Developments like Silver Woods attract universal disdain from architectural writers and urbanists. They are seen as a betrayal of civilised values and an abandonment of design’s potential to benignly regulate behaviour in the urban environment. Former Guardian architecture critic Jonathan Glancey called gated communities a “social ill” and wrote: “It's time we opened our gates, and to shoo the fear away as we do.”
But they are becoming the default setting in towns and cities around the world – and not only for the wealthy. In the USA, the number of homes in developments secured by walls or fences grew 53 percent between 2001 and 2009 and now account for ten percent of all occupied homes.
Anna Minton’s 2009 book Ground Control documented the creeping privatisation of urban space in the UK and the USA but the book predates news of entire private cities being built in Guatemala and Honduras.
She updated the book in 2012 to include a new chapter on the London Olympic Park, which she described as “a divided landscape of privately owned, disconnected, high security gated enclaves side by side with enclaves of poverty which remain untouched by the wealth around them”. This, she writes, creates “a climate of fear and growing mistrust between people, which together with the undemocratic nature of these new private places, erodes civil society.” This paragraph makes Stratford sound like Johannesburg, which it most definitely is not.
I once found myself accidentally living in a gated community in London and the experience taught me of its benefits.
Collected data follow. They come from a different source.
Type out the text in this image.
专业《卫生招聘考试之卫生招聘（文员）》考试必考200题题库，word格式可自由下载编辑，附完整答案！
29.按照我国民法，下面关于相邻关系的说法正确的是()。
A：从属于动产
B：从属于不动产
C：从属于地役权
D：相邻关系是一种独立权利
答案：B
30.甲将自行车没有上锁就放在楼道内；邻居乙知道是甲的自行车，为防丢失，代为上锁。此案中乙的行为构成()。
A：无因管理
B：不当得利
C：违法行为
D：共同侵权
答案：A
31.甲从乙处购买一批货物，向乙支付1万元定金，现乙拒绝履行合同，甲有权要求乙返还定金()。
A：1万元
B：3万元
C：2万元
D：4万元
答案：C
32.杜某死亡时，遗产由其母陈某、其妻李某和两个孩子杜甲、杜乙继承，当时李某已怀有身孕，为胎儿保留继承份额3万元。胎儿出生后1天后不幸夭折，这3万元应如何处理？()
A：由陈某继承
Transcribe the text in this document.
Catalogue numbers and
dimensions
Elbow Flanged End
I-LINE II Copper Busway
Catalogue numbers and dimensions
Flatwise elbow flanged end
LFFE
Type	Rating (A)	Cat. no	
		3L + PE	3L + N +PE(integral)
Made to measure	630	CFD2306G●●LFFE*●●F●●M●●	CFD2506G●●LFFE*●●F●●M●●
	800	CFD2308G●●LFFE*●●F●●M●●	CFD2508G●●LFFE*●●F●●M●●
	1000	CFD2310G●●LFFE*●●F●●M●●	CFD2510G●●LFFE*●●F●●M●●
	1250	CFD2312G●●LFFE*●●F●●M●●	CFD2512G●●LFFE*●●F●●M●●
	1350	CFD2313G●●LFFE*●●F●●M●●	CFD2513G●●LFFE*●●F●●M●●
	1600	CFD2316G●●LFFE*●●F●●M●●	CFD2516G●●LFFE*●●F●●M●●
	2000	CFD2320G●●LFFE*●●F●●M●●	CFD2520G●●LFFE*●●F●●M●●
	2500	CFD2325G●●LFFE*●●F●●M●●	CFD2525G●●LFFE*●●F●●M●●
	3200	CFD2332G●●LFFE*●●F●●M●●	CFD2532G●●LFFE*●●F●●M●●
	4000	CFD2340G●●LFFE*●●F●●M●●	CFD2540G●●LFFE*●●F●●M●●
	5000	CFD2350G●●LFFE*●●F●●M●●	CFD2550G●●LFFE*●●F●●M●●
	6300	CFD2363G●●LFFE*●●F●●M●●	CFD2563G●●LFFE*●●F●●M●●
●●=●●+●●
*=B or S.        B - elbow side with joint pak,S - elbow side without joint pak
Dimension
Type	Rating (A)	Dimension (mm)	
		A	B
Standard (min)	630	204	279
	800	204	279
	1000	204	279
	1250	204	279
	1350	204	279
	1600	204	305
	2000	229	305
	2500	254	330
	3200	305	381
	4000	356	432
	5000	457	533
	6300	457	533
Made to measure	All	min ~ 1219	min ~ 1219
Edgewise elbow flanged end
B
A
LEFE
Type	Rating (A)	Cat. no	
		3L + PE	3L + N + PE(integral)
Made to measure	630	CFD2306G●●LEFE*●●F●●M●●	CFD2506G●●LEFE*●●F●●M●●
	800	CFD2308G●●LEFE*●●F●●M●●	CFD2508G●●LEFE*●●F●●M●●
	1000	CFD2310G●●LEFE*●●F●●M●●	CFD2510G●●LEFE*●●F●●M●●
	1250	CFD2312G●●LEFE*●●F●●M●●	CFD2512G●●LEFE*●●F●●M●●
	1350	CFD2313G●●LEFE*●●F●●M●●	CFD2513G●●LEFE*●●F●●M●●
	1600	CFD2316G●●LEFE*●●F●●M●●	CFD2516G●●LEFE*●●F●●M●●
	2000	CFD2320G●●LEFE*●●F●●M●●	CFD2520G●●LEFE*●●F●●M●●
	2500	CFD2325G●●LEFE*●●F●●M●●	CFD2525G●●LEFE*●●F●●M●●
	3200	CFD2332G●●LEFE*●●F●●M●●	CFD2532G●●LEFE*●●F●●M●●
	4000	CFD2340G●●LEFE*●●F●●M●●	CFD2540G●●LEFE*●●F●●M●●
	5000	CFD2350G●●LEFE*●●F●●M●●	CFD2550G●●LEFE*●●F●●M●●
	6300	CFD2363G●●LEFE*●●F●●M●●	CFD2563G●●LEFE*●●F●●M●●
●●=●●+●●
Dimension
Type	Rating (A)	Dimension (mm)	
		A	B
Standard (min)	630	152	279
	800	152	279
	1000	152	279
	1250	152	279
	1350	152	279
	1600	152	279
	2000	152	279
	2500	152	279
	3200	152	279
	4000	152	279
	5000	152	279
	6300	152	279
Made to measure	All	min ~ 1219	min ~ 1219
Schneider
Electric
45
Between signing the contract and moving into the flat the developer erected a high, spike-topped fence, electronic gates and unmissable CCTV arrays.
I was furious, until I found out that the other residents had demanded the improvements after numerous muggings in the dark cul-de-sac between the converted warehouses of our development. The over-conspicuous security measures caused mild resentment among neighbours on the other side of the fence but opportunistic crime ended immediately. We came to appreciate our ugly guardians. They were needed to overcome a fundamental design flaw – the spatially indefensible arrangement of the converted industrial buildings.
But even where there is no razor wire or guard, much of life takes place in monitored environments that require entry credentials. Concierged apartment blocks are types of security estates, arranged vertically rather than horizontally. Office buildings with swipe-card entrance systems are security estates.
The Tube and rail networks are security estates, as is a ticketed festival or conference (entry to the Design Indaba conference I was attending in Cape Town was via fingerprint scanner). Large private developments like Canary Wharf are gateless, city district-sized security estates.
What we think of as the public realm has in many places shrunk to a leaf skeleton of arteries that connect non-public realms. But does it really matter whether the land beneath your feet is owned by the state or by a corporation? And if the former is unable to guarantee the safety of its citizens, is it not understandable that they turn to the latter?